以下のようにワイルドカードを利用して定義しておくと、この例では Prompts
ディレクトリ以下にある拡張子 .prompty
は全て出力ディレクトリにコピーされるようになります。
<Project Sdk="Microsoft.NET.Sdk"> <PropertyGroup> <OutputType>Exe</OutputType> <TargetFramework>net8.0</TargetFramework> <ImplicitUsings>enable</ImplicitUsings> <Nullable>enable</Nullable> </PropertyGroup> <ItemGroup> <PackageReference Include="Prompty.Core" Version="0.0.11-alpha" /> </ItemGroup> <ItemGroup> <None Update="Prompts\*.prompty"> <CopyToOutputDirectory>PreserveNewest</CopyToOutputDirectory> </None> </ItemGroup> </Project>
ここまでのコードを実行してみると、以下のように PrepareAsync
の実行結果として Prompty をレンダリングしたものが返ってきていることが確認出来ます。Prompty の中で system と user で 2 つのロールを定義していますが、ちゃんと別のメッセージとしてレンダリングされています。
PrepareAsync
の戻り値の型が object
なので分かりにくいのですが、現状のライブラリは Microsoft.Extensions.AI
ベースになっているので、そこで定義されている ChatMessage
が返ってくるようになっています。つまり MEAI を使えば Prompty のレンダリング結果を簡単に実行できると言う訳です。
Microsoft.Extensions.AI
についてはリリース時にエントリを書いたので参照してください。
上記のエントリで紹介した Azure OpenAI を利用するサンプルコードのプロンプト部分を Prompty に置き換えたコードが以下になります。Microsoft.Extensions.AI
が AI 周りの基盤で使われているので Prompty から、Azure OpenAI の呼び出しまでシームレスに繋がっています。
using System.ClientModel; using Azure.AI.OpenAI; using Microsoft.Extensions.AI; using Prompty.Core; InvokerFactory.AutoDiscovery(); var prompty = await Prompty.Core.Prompty.LoadAsync("Prompts/Basic.prompty"); var messages = (ChatMessage[])await prompty.PrepareAsync(new { firstName = "Tatsuro", lastName = "Shibamura", question = "Microsoft について教えてください" }); var client = new AzureOpenAIClient(new Uri("https://***.openai.azure.com/"), new ApiKeyCredential("***")) .AsChatClient("gpt-4o"); var result = await client.CompleteAsync(messages); Console.WriteLine(result.Message);
実行すると Prompty を VS Code で実行した時と同じような結果が返ってきます。簡単な Prompty なのでプログラムに埋め込むのとあまり差を感じないかもしれませんが、これが RAG シナリオのように複雑なコンテキストを含む場合には、Prompty の表現力の高さが力を発揮します。

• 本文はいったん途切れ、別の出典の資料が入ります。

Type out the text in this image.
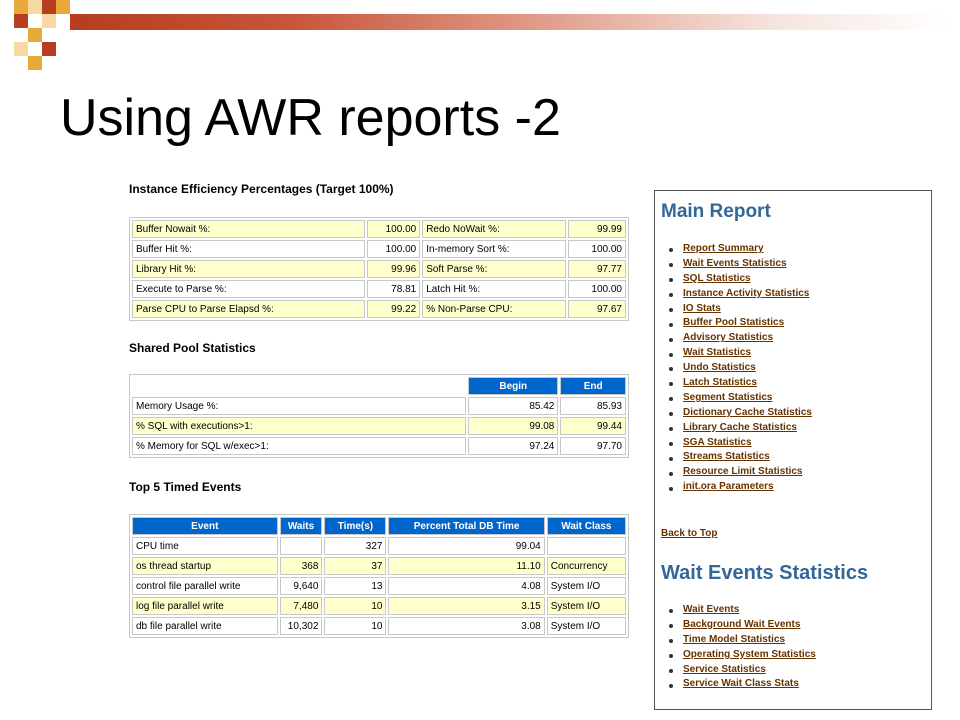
Using AWR reports -2
Instance Efficiency Percentages (Target 100%)
Buffer Nowait %:	100.00	Redo NoWait %:	99.99
Buffer Hit %:	100.00	In-memory Sort %:	100.00
Library Hit %:	99.96	Soft Parse %:	97.77
Execute to Parse %:	78.81	Latch Hit %:	100.00
Parse CPU to Parse Elapsd %:	99.22	% Non-Parse CPU:	97.67
Shared Pool Statistics
	Begin	End
Memory Usage %:	85.42	85.93
% SQL with executions>1:	99.08	99.44
% Memory for SQL w/exec>1:	97.24	97.70
Top 5 Timed Events
Event	Waits	Time(s)	Percent Total DB Time	Wait Class
CPU time		327	99.04	
os thread startup	368	37	11.10	Concurrency
control file parallel write	9,640	13	4.08	System I/O
log file parallel write	7,480	10	3.15	System I/O
db file parallel write	10,302	10	3.08	System I/O
Main Report
Report Summary
Wait Events Statistics
SQL Statistics
Instance Activity Statistics
IO Stats
Buffer Pool Statistics
Advisory Statistics
Wait Statistics
Undo Statistics
Latch Statistics
Segment Statistics
Dictionary Cache Statistics
Library Cache Statistics
SGA Statistics
Streams Statistics
Resource Limit Statistics
init.ora Parameters
Back to Top
Wait Events Statistics
Wait Events
Background Wait Events
Time Model Statistics
Operating System Statistics
Service Statistics
Service Wait Class Stats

Prompty クラスには ExecuteAsync
メソッドが用意されているので、将来的に OpenAI 向けの Executor ライブラリが提供されれば以下のように ExecuteAsync
を呼び出すだけで終わるようになります。
using Prompty.Core; InvokerFactory.AutoDiscovery(); var prompty = await Prompty.Core.Prompty.LoadAsync("Prompts/Basic.prompty"); await prompty.ExecuteAsync(inputs: new { firstName = "Tatsuro", lastName = "Shibamura", question = "Microsoft について教えてください" });
現状では OpenAI 向けの Executor が提供されていないので、以下のようなエラーになります。独自の Executor を作成することも出来るので、SLM の利用シナリオでも活用できるかもしません。
これまでも Semantic Kernel 経由では Prompty を使うことは出来ましたが、今回リリースされた Prompty.Core
を使うことで圧倒的に気軽に Prompty を組み込めるようになったのは、今後の AI アプリケーション開発での大きなメリットだと思います。